What planet do you live on?


----------



## NumeroUno (Oct 23, 2009)

I always find it strange as a UK guy when Americans get weirded out by 16 year olds having sex (I know OP said 15). Not because I like jailbait, I'm fine with my 23 year old partner, but just because it's ALWAYS been the social norm here in UK and the age of consent is 16. It's even lower in other European countries IIRC?


----------



## arnie (Jan 24, 2012)

cooljava50544 said:


> What planet do you live on?


There's nothing wrong morally with an 18 year old dating a 15 year old. Many states have exemptions for teenagers who are close enough in age to date.


----------



## seoyul14 (Jan 9, 2014)

At least you know she's too young for you. A friend of mine was dating a 29 year old when she was 15. :/


----------



## markwalters2 (Mar 18, 2013)

I guess dating is fine if there is no sex?


----------



## seafolly (Jun 17, 2010)

Aside from legalities, I have to ask what does a 21 year old have in common with a 15 year old?


----------



## 0blank0 (Sep 22, 2014)

Their are better things you can do in 3 years like...find a better woman who isn't a lying little 15yr old. Yea that sounds really mature of her.


----------



## lonely pizza (Oct 3, 2012)

Move on or keep your relationship on a strictly FRIEND-basis. Don't cross any boundaries and do not flirt or suggest that you'd be interested in dating. It's not really worth you having to wait 3 years (or either of you for that matter) because you'll both meet people within that time whom you'll probably date.


----------



## Nada (Dec 19, 2004)

Nope. If you guys bumped into each other on different circumstances then I'd say yeah no big deal to be friends. However she's on a dating site and lied about her age to go after older guys. I would stay away, this can only lead to problems.


----------



## tonyhd71 (Jul 27, 2014)

If you are convinced she isn't jailbait which seems to be the case, just go for it man. My cousin is 21 and he has a 15 year old girlfriend.


----------



## lonely pizza (Oct 3, 2012)

tonyhd71 said:


> If you are convinced she isn't jailbait which seems to be the case, just go for it man. My cousin is 21 and he has a 15 year old girlfriend.

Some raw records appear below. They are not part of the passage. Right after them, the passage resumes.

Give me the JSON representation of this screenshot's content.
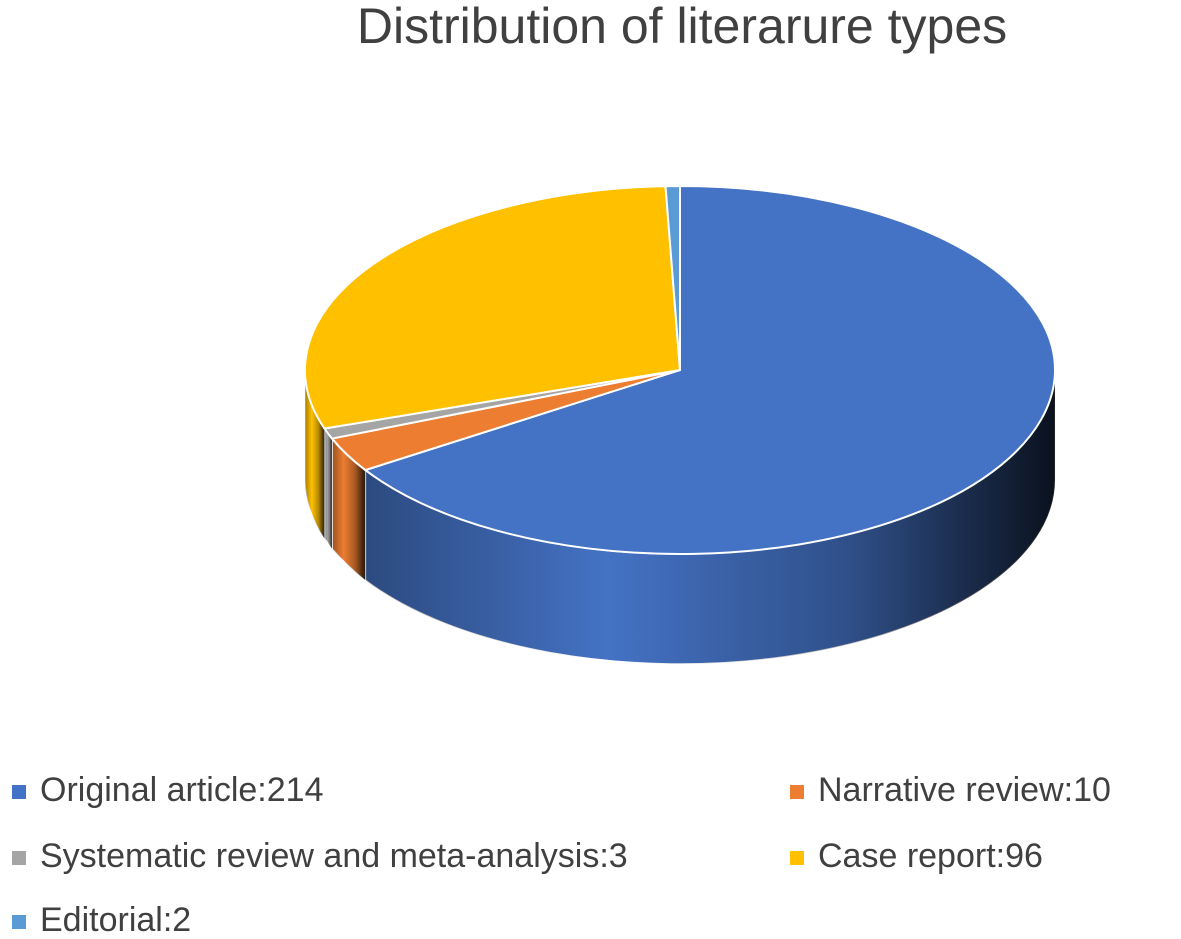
{
  "chart_data": {
    "type": "pie3d",
    "title": "Distribution of literarure types",
    "categories": [
      "Original article:214",
      "Narrative review:10",
      "Systematic review and meta-analysis:3",
      "Case report:96",
      "Editorial:2"
    ],
    "values": [
      214,
      10,
      3,
      96,
      2
    ],
    "colors": [
      "#4472c4",
      "#ed7d31",
      "#a5a5a5",
      "#ffc000",
      "#5b9bd5"
    ]
  }
}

Don't listen to this. Keep it legal, I regret to inform you that your cousin is a paedophile and if he's had sex with her then he can be charged with statutory rape.


----------



## Fanta can (Aug 13, 2011)

lonely pizza said:


> Don't listen to this. Keep it legal, I regret to inform you that your cousin is a paedophile and if he's had sex with her then he can be charged with statutory rape.


He'd actually be considered an ephebophile if the girl is 15, but yeah. Still illegal to act on.

If you're still unsure of whether to date this girl or not, watch an episode of To Catch a Predator. They've ruined the lives of guys your age going after 14 and 15 year old girls. And as Felicshagrace already said, if she lied about her age, she's not nearly as mature as you think.


----------